Collectively, these studies underscore the critical roles of host factors, pathogen characteristics, and their interplay in shaping the transition between latent and active TB, thereby advancing diagnostics and deepening our understanding of TB immunopathogenesis. Moreover, these observations highlight the growing importance of incorporating immune profiling and artificial intelligence into TB diagnostics, as demonstrated by a series of recent reports in this field (Luo et al., 2020; Luo et al., 2022; Li et al., 2023; Luo et al., 2023; Wang et al., 2024; Wang et al., 2025). However, significant limitations in TB diagnostics persist. First, rigorous validation of candidate biomarkers in diverse, well-powered cohorts is essential to facilitate the translation of promising markers from individual laboratories to standardized and commercially viable clinical assays. This underscores the need to establish stringent criteria for selecting candidates with true diagnostic utility. Second, there is a need to facilitate investigations into the immunopathology of TB to enable the dissection of molecular dynamics throughout the disease course. Such mechanistic insights will not only advance our understanding of TB pathogenesis but also inform the development of clinically actionable biomarkers and therapeutic targets.

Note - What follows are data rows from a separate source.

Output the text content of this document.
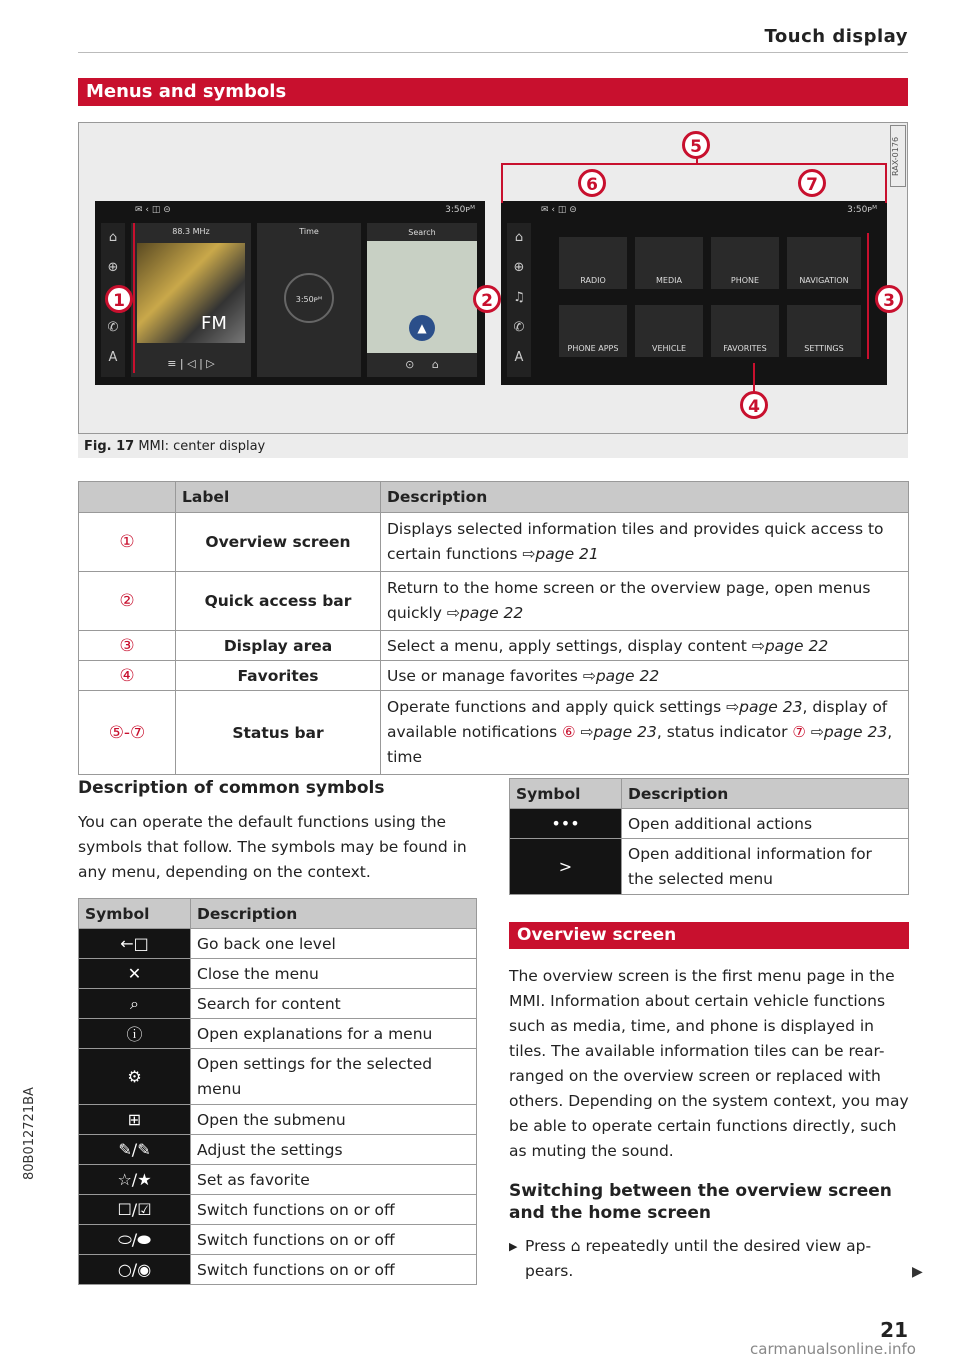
Touch display
Menus and symbols
RAX-0176
✉ ‹ ◫ ⊝	3:50ᴘᴹ
⌂
⊕

✆
A
88.3 MHz
FM
≡ | ◁ | ▷
Time
3:50ᴘᴹ
Search
▲
⊙     ⌂
✉ ‹ ◫ ⊝	3:50ᴘᴹ
⌂
⊕
♫
✆
A
RADIO	MEDIA	PHONE	NAVIGATION
PHONE APPS	VEHICLE	FAVORITES	SETTINGS
5
6	7
1	2	3
4
Fig. 17 MMI: center display
	Label	Description
①	Overview screen	Displays selected information tiles and provides quick access to certain functions ⇨page 21
②	Quick access bar	Return to the home screen or the overview page, open menus quickly ⇨page 22
③	Display area	Select a menu, apply settings, display content ⇨page 22
④	Favorites	Use or manage favorites ⇨page 22
⑤-⑦	Status bar	Operate functions and apply quick settings ⇨page 23, display of available notifications ⑥ ⇨page 23, status indicator ⑦ ⇨page 23, time
Description of common symbols
You can operate the default functions using the symbols that follow. The symbols may be found in any menu, depending on the context.
Symbol	Description
←□	Go back one level
✕	Close the menu
⌕	Search for content
ⓘ	Open explanations for a menu
⚙	Open settings for the selected menu
⊞	Open the submenu
✎/✎	Adjust the settings
☆/★	Set as favorite
☐/☑	Switch functions on or off
⬭/⬬	Switch functions on or off
○/◉	Switch functions on or off
Symbol	Description
•••	Open additional actions
>	Open additional information for the selected menu
Overview screen
The overview screen is the first menu page in the MMI. Information about certain vehicle functions such as media, time, and phone is displayed in tiles. The available information tiles can be rear-ranged on the overview screen or replaced with others. Depending on the system context, you may be able to operate certain functions directly, such as muting the sound.
Switching between the overview screen and the home screen
▶ Press ⌂ repeatedly until the desired view ap-pears.	▶
21
80B012721BA
carmanualsonline.info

Moreover, improving the quality and reproducibility of clinical testing is imperative to reducing variability arising from uncontrolled data quality, which often complicates interpretation. Researchers should devote attention to investigating the biological underpinnings of outlier data rather than dismissing them as noise. The heterogeneity observed in TB underscores the importance of focusing on individual-level variations rather than solely on cohort-level statistical significance. Rare findings in clinical data may, in fact, reflect meaningful biological phenomena requiring further exploration. Detailed analyses at the individual patient level, alongside cohort-based assessments, will ultimately yield insights that benefit both the broader TB population and individual patients. Finally, it is critical that researchers bridge observations from clinical settings with mechanistic insights from experimental models, fostering a translational pipeline that connects clinical phenomena to biological mechanisms. Such integrative efforts will be pivotal for advancing TB diagnostics and therapeutics in a manner that truly impacts patient care.